Set required environment variables: OPENAI_API_KEY, AVATAR_PROVIDER, and provider-specific keys like SYNTHESIA_API_KEY
Install FFmpeg system-wide and ensure it's in PATH
Specify a valid AVATAR_ID for the selected provider
Test with short messages first to verify configuration and API access
Monitor API usage and costs as video generation consumes credits
Handle long generation times (up to several minutes) by informing users

Example use cases

Generating welcome video messages: Create a video of an AI avatar speaking a welcome message, as shown in the example with 'Hello! Welcome to our service.'
Producing personalized avatar videos: Generate short MP4 videos featuring customizable AI avatars and voices speaking provided text for messaging.

FAQs

What is the name of the skill?

avatar-video-messages

Who is the author of the skill?

thewulf7

What does this skill do?

This skill allows the OpenClaw agent to send video messages using an AI avatar. The avatar speaks the message with lip-sync.

What tool does the skill provide?

/avatar_video_message

What parameters does the /avatar_video_message tool require?

message (string, required)

What environment variable is required for this skill?

HEYGEN_API_KEY

What API service does the skill use?

HeyGen

What does the /avatar_video_message tool return?

A publicly accessible URL to the generated video.

More similar skills to explore

achurch
An OpenClaw skill for church administration that handles member management, event scheduling, sermon retrieval, and donation processing.

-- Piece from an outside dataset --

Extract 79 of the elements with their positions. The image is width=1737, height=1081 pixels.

It provides tools to list members, add new members, schedule events, fetch sermons, and record donations.
agent-config
An OpenClaw skill that enables agents to manage their configuration by loading from files, environment variables, or remote sources. It supports retrieving, setting, and validating configuration values. The skill allows for hot-reloading of configurations.
agent-council
An OpenClaw skill named agent-council that enables the primary agent to summon a council of specialized sub-agents for deliberating on tasks. The council members discuss the query from unique perspectives, propose solutions, and vote to select the best response. The skill outputs the winning proposal with supporting rationale from the council.
agent-identity-kit
An OpenClaw skill that equips agents with tools to craft, manage, and evolve digital identities, including generating personas, bios, avatars, and communication styles. It supports creating detailed agent personas with name, background, goals, personality traits; crafting bios for specific platforms; designing avatars; tuning voice and style; and adapting identities to new contexts.
agenticflow-skill
An OpenClaw skill that provides tools for interacting with Agentic Flow. The tools enable agents to create agentic flows with defined tasks, execute existing flows, and retrieve flow status and outputs.
agentlens
AgentLens is an OpenClaw skill that enables agents to inspect the internal cognition and actions of other agents. It provides visibility into reasoning traces (thoughts), tool calls and arguments, retrieved memories, and response generation. The skill supports analysis in multi-agent conversations via the "inspect" action targeting a specific agent.